Sue Williamson is a retired prison and university tutor. Her specialism has been working with those who struggle with basic literacy skills in schools and prisons and with those who have neurodiversity issues at university. Sue felt called to priesthood in her teens, being heavily influenced by radical theological friends and Therese of Lisieux who also felt called to priesthood. Her particular interest is in feminist theology, participative liturgy and in the theology of the Eucharist, and her spirituality is now focused around the Lay Fraternities of Charles de Foucauld. She has been an editor of All Year Round, an ecumenical worship publication funded by Churches Together in Britain and Ireland, is a founder member of Catholic Women’s Ordination (CWO) and their delegate for Women's Ordination Worldwide (WOW). Having attended various national and international Women's Synods, she believes strongly in synodality and in working ecumenically. She welcomes the way in which Root and Branch has opened so many avenues to so many who feel on the fringes of the Church.

 

Thanks

And our huge thanks to all those who’ve donated so generously since we began our Journey of Discernment back in October 2020, and to all our families for supporting us.
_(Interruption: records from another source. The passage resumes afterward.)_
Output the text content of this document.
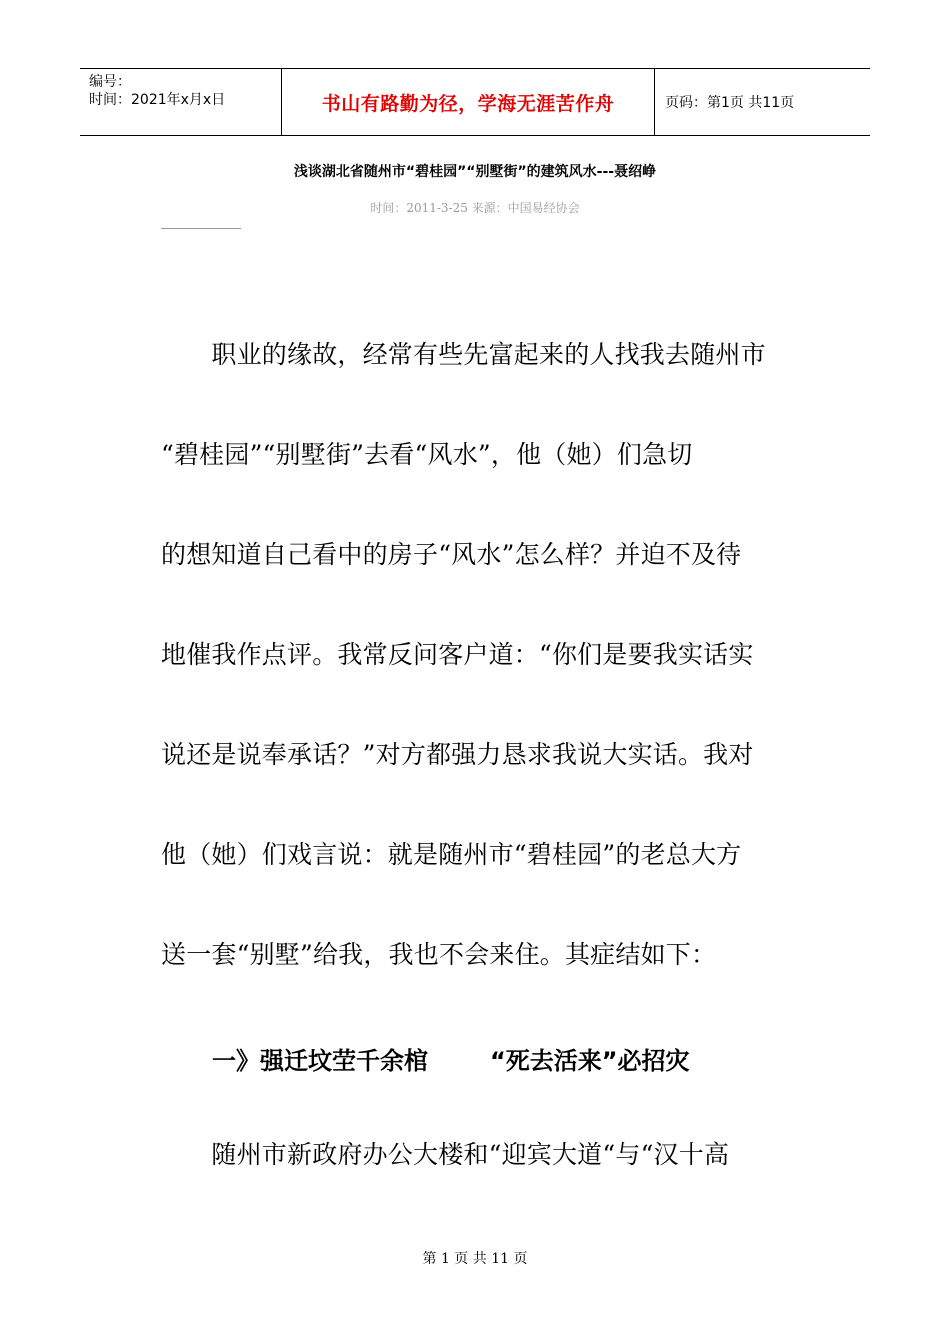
编号：
时间：2021年x月x日	书山有路勤为径，学海无涯苦作舟	页码：第1页 共11页
浅谈湖北省随州市“碧桂园”“别墅街”的建筑风水---聂绍峥
时间：2011-3-25 来源：中国易经协会
　　职业的缘故，经常有些先富起来的人找我去随州市
“碧桂园”“别墅街”去看“风水”，他（她）们急切
的想知道自己看中的房子“风水”怎么样？并迫不及待
地催我作点评。我常反问客户道：“你们是要我实话实
说还是说奉承话？”对方都强力恳求我说大实话。我对
他（她）们戏言说：就是随州市“碧桂园”的老总大方
送一套“别墅”给我，我也不会来住。其症结如下：
一》强迁坟茔千余棺	“死去活来”必招灾
　　随州市新政府办公大楼和“迎宾大道“与“汉十高
第 1 页 共 11 页
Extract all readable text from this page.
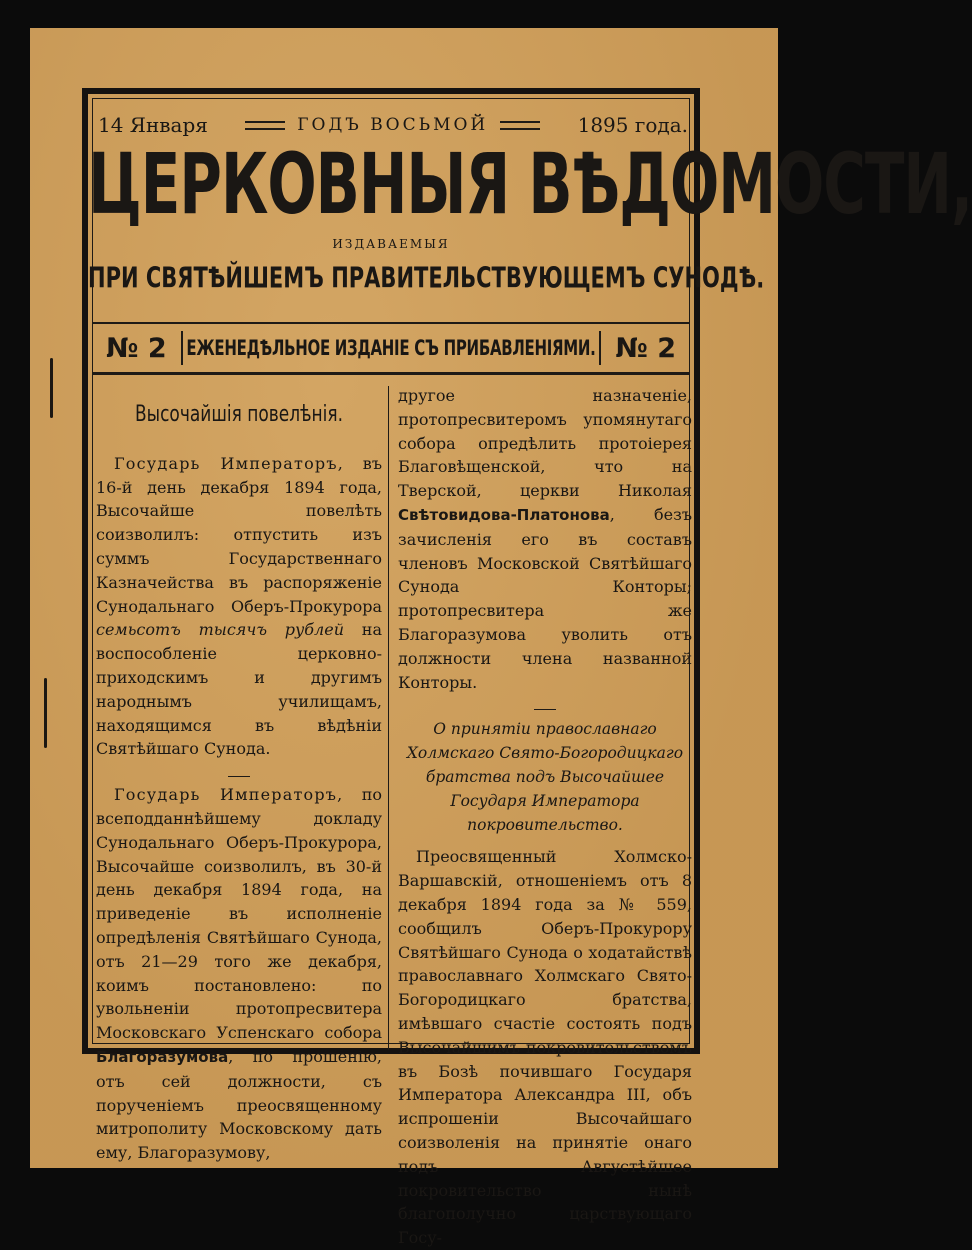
14 Января	ГОДЪ ВОСЬМОЙ	1895 года.
ЦЕРКОВНЫЯ ВѢДОМОСТИ,
ИЗДАВАЕМЫЯ
ПРИ СВЯТѢЙШЕМЪ ПРАВИТЕЛЬСТВУЮЩЕМЪ СУНОДѢ.
№ 2	ЕЖЕНЕДѢЛЬНОЕ ИЗДАНІЕ СЪ ПРИБАВЛЕНІЯМИ. № 2
Высочайшія повелѣнія.

Государь Императоръ, въ 16-й день декабря 1894 года, Высочайше повелѣть соизволилъ: отпустить изъ суммъ Государственнаго Казначейства въ распоряженіе Сунодальнаго Оберъ-Прокурора семьсотъ тысячъ рублей на воспособленіе церковно-приходскимъ и другимъ народнымъ училищамъ, находящимся въ вѣдѣніи Святѣйшаго Сунода.

Государь Императоръ, по всеподданнѣйшему докладу Сунодальнаго Оберъ-Прокурора, Высочайше соизволилъ, въ 30-й день декабря 1894 года, на приведеніе въ исполненіе опредѣленія Святѣйшаго Сунода, отъ 21—29 того же декабря, коимъ постановлено: по увольненіи протопресвитера Московскаго Успенскаго собора Благоразумова, по прошенію, отъ сей должности, съ порученіемъ преосвященному митрополиту Московскому дать ему, Благоразумову,

другое назначеніе, протопресвитеромъ упомянутаго собора опредѣлить протоіерея Благовѣщенской, что на Тверской, церкви Николая Свѣтовидова-Платонова, безъ зачисленія его въ составъ членовъ Московской Святѣйшаго Сунода Конторы; протопресвитера же Благоразумова уволить отъ должности члена названной Конторы.

О принятіи православнаго Холмскаго Свято-Богородицкаго братства подъ Высочайшее Государя Императора покровительство.

Преосвященный Холмско-Варшавскій, отношеніемъ отъ 8 декабря 1894 года за № 559, сообщилъ Оберъ-Прокурору Святѣйшаго Сунода о ходатайствѣ православнаго Холмскаго Свято-Богородицкаго братства, имѣвшаго счастіе состоять подъ Высочайшимъ покровительствомъ въ Бозѣ почившаго Государя Императора Александра III, объ испрошеніи Высочайшаго соизволенія на принятіе онаго подъ Августѣйшее покровительство нынѣ благополучно царствующаго Госу-
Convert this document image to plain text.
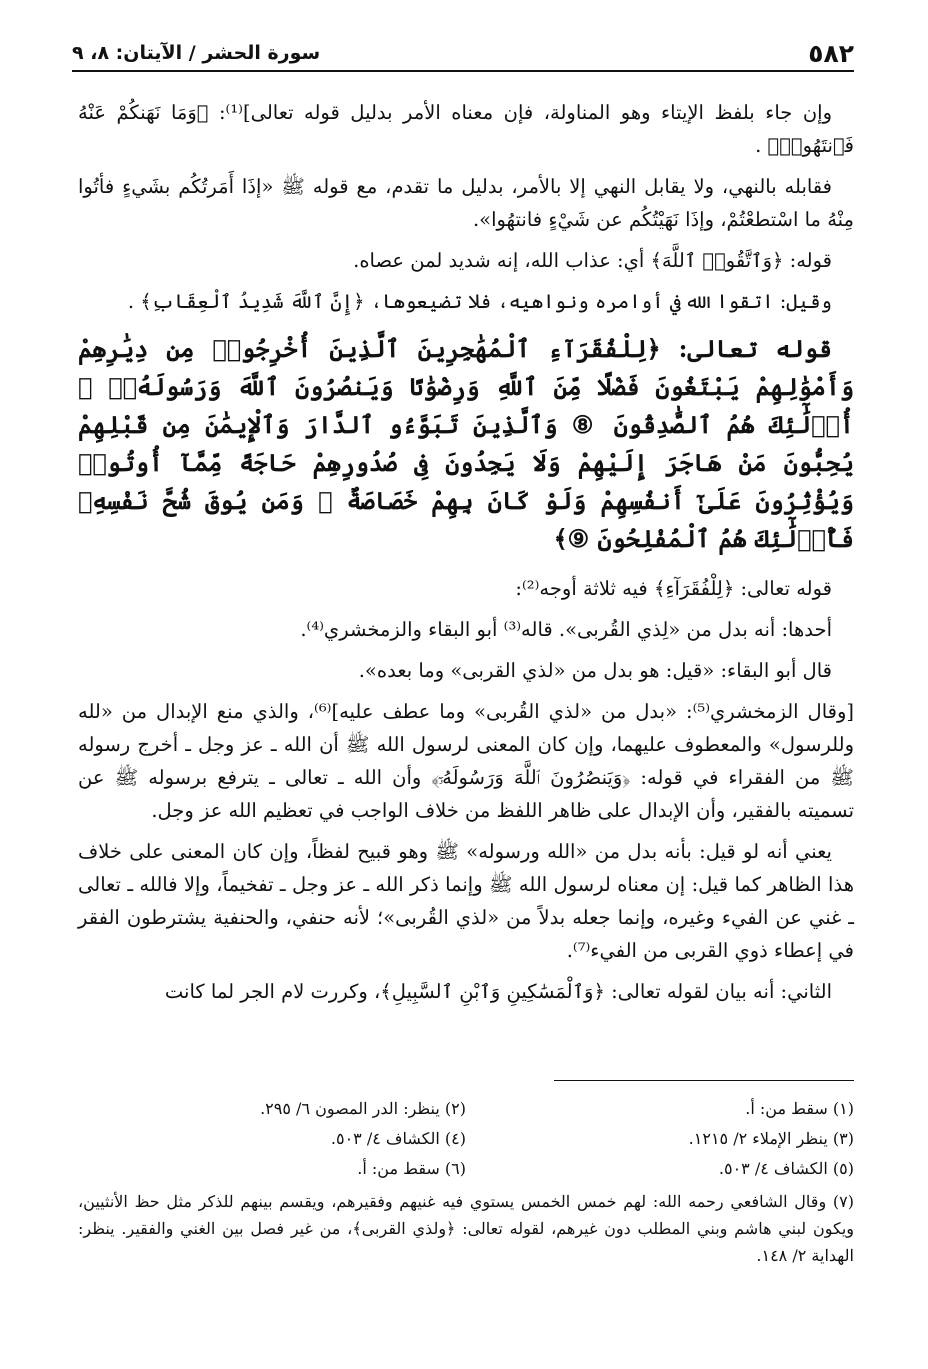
٥٨٢
سورة الحشر / الآيتان: ٨، ٩

وإن جاء بلفظ الإيتاء وهو المناولة، فإن معناه الأمر بدليل قوله تعالى]⁽¹⁾: ﴿وَمَا نَهَنكُمْ عَنْهُ فَٱنتَهُوا۟﴾ .

فقابله بالنهي، ولا يقابل النهي إلا بالأمر، بدليل ما تقدم، مع قوله ﷺ «إذَا أَمَرتُكُم بشَيءٍ فأتُوا مِنْهُ ما اسْتطعْتُمْ، وإذَا نَهَيْتُكُم عن شَيْءٍ فانتهُوا».

قوله: ﴿وَٱتَّقُوا۟ ٱللَّهَ﴾ أي: عذاب الله، إنه شديد لمن عصاه.

وقيل: اتقوا الله في أوامره ونواهيه، فلا تضيعوها، ﴿إِنَّ ٱللَّهَ شَدِيدُ ٱلْعِقَابِ﴾ .

قوله تعالى: ﴿لِلْفُقَرَآءِ ٱلْمُهَٰجِرِينَ ٱلَّذِينَ أُخْرِجُوا۟ مِن دِيَٰرِهِمْ وَأَمْوَٰلِهِمْ يَبْتَغُونَ فَضْلًا مِّنَ ٱللَّهِ وَرِضْوَٰنًا وَيَنصُرُونَ ٱللَّهَ وَرَسُولَهُۥٓ ۚ أُو۟لَٰٓئِكَ هُمُ ٱلصَّٰدِقُونَ ⑧ وَٱلَّذِينَ تَبَوَّءُو ٱلدَّارَ وَٱلْإِيمَٰنَ مِن قَبْلِهِمْ يُحِبُّونَ مَنْ هَاجَرَ إِلَيْهِمْ وَلَا يَجِدُونَ فِى صُدُورِهِمْ حَاجَةً مِّمَّآ أُوتُوا۟ وَيُؤْثِرُونَ عَلَىٰٓ أَنفُسِهِمْ وَلَوْ كَانَ بِهِمْ خَصَاصَةٌ ۚ وَمَن يُوقَ شُحَّ نَفْسِهِۦ فَأُو۟لَٰٓئِكَ هُمُ ٱلْمُفْلِحُونَ ⑨﴾

قوله تعالى: ﴿لِلْفُقَرَآءِ﴾ فيه ثلاثة أوجه⁽²⁾:

أحدها: أنه بدل من «لِذي القُربى». قاله⁽³⁾ أبو البقاء والزمخشري⁽⁴⁾.

قال أبو البقاء: «قيل: هو بدل من «لذي القربى» وما بعده».

[وقال الزمخشري⁽⁵⁾: «بدل من «لذي القُربى» وما عطف عليه]⁽⁶⁾، والذي منع الإبدال من «لله وللرسول» والمعطوف عليهما، وإن كان المعنى لرسول الله ﷺ أن الله ـ عز وجل ـ أخرج رسوله ﷺ من الفقراء في قوله: ﴿وَيَنصُرُونَ ٱللَّهَ وَرَسُولَهُۥٓ﴾ وأن الله ـ تعالى ـ يترفع برسوله ﷺ عن تسميته بالفقير، وأن الإبدال على ظاهر اللفظ من خلاف الواجب في تعظيم الله عز وجل.

يعني أنه لو قيل: بأنه بدل من «الله ورسوله» ﷺ وهو قبيح لفظاً، وإن كان المعنى على خلاف هذا الظاهر كما قيل: إن معناه لرسول الله ﷺ وإنما ذكر الله ـ عز وجل ـ تفخيماً، وإلا فالله ـ تعالى ـ غني عن الفيء وغيره، وإنما جعله بدلاً من «لذي القُربى»؛ لأنه حنفي، والحنفية يشترطون الفقر في إعطاء ذوي القربى من الفيء⁽⁷⁾.

الثاني: أنه بيان لقوله تعالى: ﴿وَٱلْمَسَٰكِينِ وَٱبْنِ ٱلسَّبِيلِ﴾، وكررت لام الجر لما كانت

(١) سقط من: أ.
(٢) ينظر: الدر المصون ٦/ ٢٩٥.
(٣) ينظر الإملاء ٢/ ١٢١٥.
(٤) الكشاف ٤/ ٥٠٣.
(٥) الكشاف ٤/ ٥٠٣.
(٦) سقط من: أ.
(٧) وقال الشافعي رحمه الله: لهم خمس الخمس يستوي فيه غنيهم وفقيرهم، ويقسم بينهم للذكر مثل حظ الأنثيين، ويكون لبني هاشم وبني المطلب دون غيرهم، لقوله تعالى: ﴿ولذي القربى﴾، من غير فصل بين الغني والفقير. ينظر: الهداية ٢/ ١٤٨.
Particular thanks to Penelope’s husband Jon Rosebank, also to Geoffrey Thompson and Tony Ring and to the few core team members who feel too humble to be on this programme.

 

We wouldn’t have managed to get this hybrid Root & Branch Synod off the ground without our technical wizard:

Peter Agius has a life-long connection to the Benedictines of Downside and Worth Abbeys, and a family connection going back to the monks in Ramsgate in 1870.  In the 1970s he discovered the Worth Abbey Lay Community and at the same time started a near 50-year friendship with Mary Ring.   He was a resident in the community 1976-77, leaving to settle in Havant after marrying in the Abbey Church. Then he rediscovered the Lay Community in the 90s before it became the Lay Community of St Benedict (LCSB) in 2003.  A career in electronics and software, coupled with being webmaster for the LCSB for 8 years, has taken an unexpected direction through lockdown as he helped develop an ecumenical and inclusive on-line saying of the Divine Office for the LCSB, which now sees many members meeting four times a day on-line for prayer.  He is now Administrator for the LCSB and currently balancing that role with IT Management of the Synod.  After 40 years in electronics he is looking forward to taking the message of St Benedict to the world and working in conference and website management in his twilight years.

 

Designer Valentina Ring, website manager Vanessa Labrie, video editor Annie Edwards. Jade Strain’s assistance with Mailchimp and Jillian Dempsey’s eye on accounting have also been invaluable. Nikki Gwatkin at the Holiday Inn, Filton, has been supportive throughout.

 

Finally thank you to the many, many people (far more than we realise we’re told) who have been praying for us. We will continue to need your prayers as we take The Bristol Text forward and as Root & Branch continues to reach out, to listen and to grow. It’s been a privilege.